Have the Liberal Democrats lost the centre ground of British politics?


On April 8th The Observer broke the story of a new centrist party, with £50 million in potential backing. The new organisation, led by the multi-millionaire founder of LoveFilm, Simon Franks, is said to have already existed for a year. The impetus for creation was the ideological shifts of Labour and the Conservatives, with the Liberal Democrats unable to take advantage of the polarisation. This party is described as being ‘frustrated by the tribal nature of politics and the standard of political leadership on both sides’, in a similar vein to French President Macron’s En Marche.

Comparisons have already been made with the SDP, formed in 1981 by the ‘gang of four’ defectors from Labour due to the party going further left under Michael Foot. The Observer stated the problems of First-Past-The-Post system and low numbers of MPs willing to defect, identical with each organisation. However, the real comparisons in message should be with the Nick Clegg era Lib Dem party, after all, Franks’ new movement would be taking the likely Lib Dem voter.

In Clegg’s opening statement in the 2010 leadership debate, he made the case for a centrist party, a call to arms for those sick of Westminster Politics. “Don’t let them tell you that the only choice is between two old parties” could be straight from the manifesto of Franks’ new party, but instead these are the famous words of Clegg that started ‘Clegg-mania’.

We all know what happened after the election.
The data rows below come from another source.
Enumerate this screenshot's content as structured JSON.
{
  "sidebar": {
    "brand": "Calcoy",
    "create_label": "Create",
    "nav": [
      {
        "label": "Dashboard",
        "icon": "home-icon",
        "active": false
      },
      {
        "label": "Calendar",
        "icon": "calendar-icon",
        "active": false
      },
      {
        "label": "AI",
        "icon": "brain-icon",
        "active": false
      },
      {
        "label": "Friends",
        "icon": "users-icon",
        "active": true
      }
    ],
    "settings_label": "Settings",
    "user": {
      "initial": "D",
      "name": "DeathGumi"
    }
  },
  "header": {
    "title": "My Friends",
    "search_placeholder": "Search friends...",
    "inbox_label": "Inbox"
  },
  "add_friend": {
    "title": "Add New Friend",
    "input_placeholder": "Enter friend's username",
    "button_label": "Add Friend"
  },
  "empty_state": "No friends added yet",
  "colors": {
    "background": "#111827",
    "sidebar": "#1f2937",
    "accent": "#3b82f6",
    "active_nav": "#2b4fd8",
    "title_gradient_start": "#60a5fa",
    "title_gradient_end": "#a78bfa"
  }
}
A coalition was formed and the Liberal Democrats went back on many campaign promises. Tuition fees were raised and radical constitutional reform was absent.

Now in subsequent elections, the Lib Dems have been minimised in Westminster. Their 57 MPs in 2010 were diminished to 8 and then 12.  A Corbyn led Labour party saw a resurrection in 2017, at a time when pollsters and commentators saw a place for a centre party, where the Liberal Democrats should have been capitalising on New Labour seats. This never occurred and instead those historically liberal seats like Yeovil, Sheffield Hallam and Southport fell to the Conservative Party.  With Clegg siding with Cameron’s Conservatives and then Tim Farron failing to make substantial gains in 2017, Vince Cable has inherited a party in doldrums. No longer the 3rd largest party in Westminster, losing their guaranteed 2 questions at Prime Minister’s Questions to the SNP, the Liberal Democrats are in danger of slipping into political ambiguity.  They are losing the centre ground of mainstream British Politics.

This isn’t a question of the Liberal Democrats no longer ideologically being in the centre, granted Clegg bought the party to the right. It’s a question of the party not having Ashdown/Kennedy era of Westminster representation to make a dent in national politics. In the Welsh Assembly there is only 1 Lib Dem and in Stormont only 5 of 129 MSPs.  At a national level of politics, the party appears to be making little change. A Liberal Democrat-led campaign succeeded in March in adding major amendments to cold calling bills and the Westminster party machine constantly campaign in favour of another EU referendum, but no major events have seemingly reached the national media.

The party is now instead focused on one of their core ideals, local level political change, through Council Elections. In 2017 the Lib Dems achieved 18% of the national vote in Local elections but only .4% in the General election. Vince Cable knows this is the base of Liberal Democrat support. In his launch of the campaign, he stated the Lib Dems were “on the way back” through these elections and are a “well-kept secret”. The party has won 15 council seats since the 2017 General Elections and may win more in the upcoming locals,mainly through campaigns for more investment to schools and a radical homes policy. At a local level the Lib Dems still have a claim to the centre ground, but does this mean they still could nationally?

Currently, the party doesn’t have the Westminster power to make a change and therefore will always lose out to Labour and the Conservatives in elections, parties with larger media profiles and more opportunities for large changes and campaigns. Franks’ new centrist party, with its financial backing, could prove a huge challenger for the Liberal Democrats. However, what the Lib Dems do have in their favour is historical local council support, a known national brand and financial backing, that in 2017 saw a larger donation total than Labour.

Only time will tell what will happen in the centre ground of British Politics. The Liberal Democrats may have failed to regain it in national politics, but that doesn’t mean anyone has of yet claimed the space either. The SDP had to form its liberal-alliance in 1983 to win a combined 23 seats, a similar deal would have to be seen from Franks’ party for short-term results in elections. The SNP have become the 3rd largest party in Westminster with a centre-left message that could take Lib Dem voters but for now, is restricted to Scotland, whilst other ideologically similar parties are in political obscurity.

Vince Cable still has time to reverse damage to the party done by Clegg and Farron. It’s a tough task and these upcoming local elections will point towards a possible resurgence. If not we may soon see a new party challenging for the centre ground, Franks’ organisation and the Lib Dems could be relegated to another chapter in the history book of Liberal politics, a throw-back to the SDP-Liberal Alliance of the 1980s.